As described in PJ Media, “(j)ust as in Renzi’s case, the DOJ is allegedly trying to use conversations protected by attorney-client privilege against Donald Trump. Renzi explained that Trump’s…attorney-client privilege was infringed on. Smith (claims) that the ‘former president was trying to commit a crime by asking’ a certain question, even though it was ‘normal and proper’ attorney-client privileged communication, Renzi stated…Renzi is not the only one to protest against the violation of attorney-client privilege in Trump’s case. ‘Timothy Parlatore, who until recently worked as a criminal defense attorney for former President Donald Trump,’ said Jack Smith’s team crossed a ‘red line’ while Parlatore was testifying before a grand jury…(t)he lawyer’s complaint? That questions he was asked infringed on attorney-client privilege.”

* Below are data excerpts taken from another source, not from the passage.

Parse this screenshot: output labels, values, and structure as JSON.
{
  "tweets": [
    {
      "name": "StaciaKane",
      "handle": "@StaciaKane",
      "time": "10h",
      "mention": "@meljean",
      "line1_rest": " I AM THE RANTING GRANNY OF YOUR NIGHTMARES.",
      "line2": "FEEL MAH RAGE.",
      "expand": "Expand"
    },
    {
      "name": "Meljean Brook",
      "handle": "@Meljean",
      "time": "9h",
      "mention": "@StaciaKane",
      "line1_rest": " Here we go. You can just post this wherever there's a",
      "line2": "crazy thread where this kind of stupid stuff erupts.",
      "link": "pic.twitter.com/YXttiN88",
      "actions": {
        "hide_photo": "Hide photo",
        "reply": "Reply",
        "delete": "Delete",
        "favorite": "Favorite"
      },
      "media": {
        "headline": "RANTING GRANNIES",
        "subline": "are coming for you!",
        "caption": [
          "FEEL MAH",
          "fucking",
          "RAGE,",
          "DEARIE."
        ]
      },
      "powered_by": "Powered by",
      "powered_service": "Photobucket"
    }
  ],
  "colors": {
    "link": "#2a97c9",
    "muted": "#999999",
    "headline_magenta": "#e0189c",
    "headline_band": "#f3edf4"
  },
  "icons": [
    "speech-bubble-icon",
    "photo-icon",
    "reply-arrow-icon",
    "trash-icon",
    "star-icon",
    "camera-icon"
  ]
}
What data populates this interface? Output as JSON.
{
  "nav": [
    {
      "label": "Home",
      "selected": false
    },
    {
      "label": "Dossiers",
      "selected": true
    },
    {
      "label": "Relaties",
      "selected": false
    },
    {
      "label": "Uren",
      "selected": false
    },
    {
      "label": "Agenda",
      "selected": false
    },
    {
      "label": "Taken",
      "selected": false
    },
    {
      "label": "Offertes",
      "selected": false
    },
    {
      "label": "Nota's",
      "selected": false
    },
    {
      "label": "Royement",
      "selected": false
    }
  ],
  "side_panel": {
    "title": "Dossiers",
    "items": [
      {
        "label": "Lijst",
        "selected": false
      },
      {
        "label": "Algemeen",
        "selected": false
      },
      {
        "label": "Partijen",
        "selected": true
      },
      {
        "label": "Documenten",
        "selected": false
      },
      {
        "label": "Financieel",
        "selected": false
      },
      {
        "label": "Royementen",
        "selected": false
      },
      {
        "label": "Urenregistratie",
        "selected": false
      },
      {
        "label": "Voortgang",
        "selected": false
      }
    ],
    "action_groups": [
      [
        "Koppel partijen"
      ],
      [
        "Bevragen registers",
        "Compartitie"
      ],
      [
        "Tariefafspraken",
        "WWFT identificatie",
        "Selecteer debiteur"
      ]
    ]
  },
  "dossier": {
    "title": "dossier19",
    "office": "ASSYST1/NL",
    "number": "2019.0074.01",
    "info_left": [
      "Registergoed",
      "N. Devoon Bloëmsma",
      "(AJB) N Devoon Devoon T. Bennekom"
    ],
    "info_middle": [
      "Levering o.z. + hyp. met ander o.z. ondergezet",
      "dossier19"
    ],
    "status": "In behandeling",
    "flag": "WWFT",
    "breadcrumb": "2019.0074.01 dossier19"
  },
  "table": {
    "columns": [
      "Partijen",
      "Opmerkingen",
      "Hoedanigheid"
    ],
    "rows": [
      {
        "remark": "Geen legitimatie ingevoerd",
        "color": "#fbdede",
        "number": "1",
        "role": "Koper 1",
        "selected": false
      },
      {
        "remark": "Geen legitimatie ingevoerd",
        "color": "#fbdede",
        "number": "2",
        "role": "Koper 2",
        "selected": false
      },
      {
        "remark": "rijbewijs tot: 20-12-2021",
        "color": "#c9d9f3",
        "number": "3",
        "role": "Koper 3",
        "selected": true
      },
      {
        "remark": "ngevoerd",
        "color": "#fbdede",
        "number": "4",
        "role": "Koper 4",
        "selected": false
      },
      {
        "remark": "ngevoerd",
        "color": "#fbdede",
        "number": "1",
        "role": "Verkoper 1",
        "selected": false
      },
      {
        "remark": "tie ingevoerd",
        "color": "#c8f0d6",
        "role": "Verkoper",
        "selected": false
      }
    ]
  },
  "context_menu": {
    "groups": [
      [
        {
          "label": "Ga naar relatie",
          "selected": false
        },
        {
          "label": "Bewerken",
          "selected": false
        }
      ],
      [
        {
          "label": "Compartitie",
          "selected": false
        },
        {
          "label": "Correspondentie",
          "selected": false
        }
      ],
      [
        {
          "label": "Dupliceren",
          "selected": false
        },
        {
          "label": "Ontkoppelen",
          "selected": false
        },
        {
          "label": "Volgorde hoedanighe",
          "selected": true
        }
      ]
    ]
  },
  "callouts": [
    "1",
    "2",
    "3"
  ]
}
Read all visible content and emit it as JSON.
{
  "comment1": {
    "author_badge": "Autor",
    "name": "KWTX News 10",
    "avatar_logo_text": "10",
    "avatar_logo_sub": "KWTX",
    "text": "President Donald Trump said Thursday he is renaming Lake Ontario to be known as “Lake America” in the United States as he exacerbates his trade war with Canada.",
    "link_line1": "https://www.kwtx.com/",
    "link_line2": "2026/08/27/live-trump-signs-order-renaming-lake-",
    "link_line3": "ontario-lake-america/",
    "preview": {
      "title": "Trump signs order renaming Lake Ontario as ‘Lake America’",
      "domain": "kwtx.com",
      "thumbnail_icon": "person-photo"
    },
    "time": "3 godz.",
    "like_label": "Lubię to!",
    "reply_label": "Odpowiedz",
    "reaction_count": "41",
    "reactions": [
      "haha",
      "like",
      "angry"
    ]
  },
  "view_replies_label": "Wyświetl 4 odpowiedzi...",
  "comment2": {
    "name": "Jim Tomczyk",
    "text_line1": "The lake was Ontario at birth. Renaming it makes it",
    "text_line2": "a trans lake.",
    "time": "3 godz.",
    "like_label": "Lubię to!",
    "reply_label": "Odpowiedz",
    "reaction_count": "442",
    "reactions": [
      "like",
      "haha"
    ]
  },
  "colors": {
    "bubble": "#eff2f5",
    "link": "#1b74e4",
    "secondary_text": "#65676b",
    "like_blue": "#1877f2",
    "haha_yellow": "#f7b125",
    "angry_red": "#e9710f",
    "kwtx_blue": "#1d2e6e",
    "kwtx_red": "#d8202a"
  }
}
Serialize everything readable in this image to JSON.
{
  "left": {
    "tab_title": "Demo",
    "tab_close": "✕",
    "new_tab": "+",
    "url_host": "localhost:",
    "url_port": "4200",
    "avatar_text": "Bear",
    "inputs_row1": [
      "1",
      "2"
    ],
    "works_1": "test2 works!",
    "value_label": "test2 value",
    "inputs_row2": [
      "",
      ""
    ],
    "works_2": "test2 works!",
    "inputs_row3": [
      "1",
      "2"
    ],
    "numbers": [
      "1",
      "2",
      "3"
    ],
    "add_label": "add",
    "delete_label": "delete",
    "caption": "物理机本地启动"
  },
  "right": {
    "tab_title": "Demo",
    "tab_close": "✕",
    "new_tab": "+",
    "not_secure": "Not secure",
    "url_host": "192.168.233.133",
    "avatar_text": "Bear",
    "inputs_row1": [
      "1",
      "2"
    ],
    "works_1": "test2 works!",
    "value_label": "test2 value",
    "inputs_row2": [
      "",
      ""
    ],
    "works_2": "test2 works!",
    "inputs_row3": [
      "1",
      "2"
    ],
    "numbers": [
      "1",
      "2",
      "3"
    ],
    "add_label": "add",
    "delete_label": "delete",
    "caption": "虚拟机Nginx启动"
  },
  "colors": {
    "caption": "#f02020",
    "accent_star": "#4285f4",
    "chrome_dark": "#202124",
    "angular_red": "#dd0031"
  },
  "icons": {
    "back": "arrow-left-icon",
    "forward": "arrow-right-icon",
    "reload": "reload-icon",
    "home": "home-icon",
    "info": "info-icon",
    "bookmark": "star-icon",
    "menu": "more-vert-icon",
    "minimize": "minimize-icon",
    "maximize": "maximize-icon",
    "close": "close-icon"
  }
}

Parlatore stated that, in his opinion, it was ‘clear that the government was not acting appropriately and made several improper attempts to pierce privilege and, in my opinion, made several significant misstatements to the [grand] jury, which I believe constitutes prosecutorial misconduct.’ Not prosecutorial misconduct from the unimpeachable Jack Smith and team! Oh, wait — that’s exactly what they were accused of in Renzi’s case…” 

These are extremely serious allegations of misconduct against Jack Smith and his prosecution team, but the evidence of prior violations of a criminal defendant’s right to counsel exist.  Could Smith be repeating this illegal pattern in his prosecution of former President Trump?